Plans to merge the Healthcare Commission and the Commission for Social Care Inspection have been put out for public consultation (PDF 1MB) by the Department of Health. The new inspectorate will also take over the role of the Mental Health Act Commission.

The new commission will be responsible for ensuring the safety and quality of all publicly and privately funded health care and adult social care and for assessing performance. It will share responsibility for promoting choice and competition with the Office of Fair Trading and will help strategic health authorities monitor primary care trusts.

Sir Ian Kennedy, chairman of the Healthcare Commission, said that the proposals will ensure that regulation works in tandem with other changes in health and social care to promote better outcomes.

The new care regulator will be expected to register all public and private providers of health and adult social care and to measure them against a single set of national standards.

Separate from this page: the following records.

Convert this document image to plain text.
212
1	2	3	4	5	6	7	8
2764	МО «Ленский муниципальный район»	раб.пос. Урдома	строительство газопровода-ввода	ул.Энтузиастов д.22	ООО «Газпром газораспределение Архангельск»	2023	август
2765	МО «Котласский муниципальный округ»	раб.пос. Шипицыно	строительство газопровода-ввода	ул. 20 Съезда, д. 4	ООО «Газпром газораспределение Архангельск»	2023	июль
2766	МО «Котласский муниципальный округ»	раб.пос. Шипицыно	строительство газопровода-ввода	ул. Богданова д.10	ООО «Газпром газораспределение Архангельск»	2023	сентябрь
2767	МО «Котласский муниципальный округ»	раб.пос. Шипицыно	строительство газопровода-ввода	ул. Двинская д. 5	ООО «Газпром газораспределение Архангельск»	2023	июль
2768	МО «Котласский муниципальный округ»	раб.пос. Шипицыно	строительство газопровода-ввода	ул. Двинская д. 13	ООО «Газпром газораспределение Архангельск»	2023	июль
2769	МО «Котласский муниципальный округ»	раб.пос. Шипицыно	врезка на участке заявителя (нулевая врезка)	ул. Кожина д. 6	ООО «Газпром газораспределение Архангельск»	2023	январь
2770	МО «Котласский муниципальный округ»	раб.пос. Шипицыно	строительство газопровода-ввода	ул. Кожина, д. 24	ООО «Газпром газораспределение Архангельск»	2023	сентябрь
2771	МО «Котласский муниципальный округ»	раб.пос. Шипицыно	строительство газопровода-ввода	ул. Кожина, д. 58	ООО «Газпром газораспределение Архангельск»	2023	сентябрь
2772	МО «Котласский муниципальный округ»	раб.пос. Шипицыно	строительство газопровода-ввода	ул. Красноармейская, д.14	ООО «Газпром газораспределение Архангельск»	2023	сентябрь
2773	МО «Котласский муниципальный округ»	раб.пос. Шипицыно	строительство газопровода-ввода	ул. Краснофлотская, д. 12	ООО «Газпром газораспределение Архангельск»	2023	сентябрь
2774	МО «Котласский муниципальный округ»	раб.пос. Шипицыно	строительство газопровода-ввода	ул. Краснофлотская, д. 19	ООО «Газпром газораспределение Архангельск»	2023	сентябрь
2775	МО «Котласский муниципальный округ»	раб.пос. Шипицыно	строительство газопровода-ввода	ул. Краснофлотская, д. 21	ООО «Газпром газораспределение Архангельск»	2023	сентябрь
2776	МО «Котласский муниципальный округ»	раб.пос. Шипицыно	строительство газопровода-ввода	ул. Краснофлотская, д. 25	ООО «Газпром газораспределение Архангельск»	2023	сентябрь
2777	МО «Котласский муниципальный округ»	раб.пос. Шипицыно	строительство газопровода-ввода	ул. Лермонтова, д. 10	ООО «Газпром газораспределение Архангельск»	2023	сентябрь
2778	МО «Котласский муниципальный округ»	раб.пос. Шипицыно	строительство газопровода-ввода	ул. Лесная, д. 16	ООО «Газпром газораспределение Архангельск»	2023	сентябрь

Sir Ian said that this will give patients a single assurance on safety and quality regardless of where they go for treatment. He added: “Where there are serious doubts about the safety of patients, the move would give the regulator powers to withdraw a provider’s right to provide NHS services.”

The consultation closes on 28 February 2007.

Stronger regulation A better regulatory system is needed for the emerging NHS market, according to the King’s Fund. On the day that consultation started on plans to merge health and social care regulation, a King’s Fund report called for stronger regulation to monitor and enforce the right competitive relationship between health care providers and to ensure an effective way of dealing with hospital failures. King’s Fund chief executive Niall Dickson added: “We need to balance the danger of over-regulation, which will stifle innovation, and an unbridled market, which could deliver chaos and inequity.”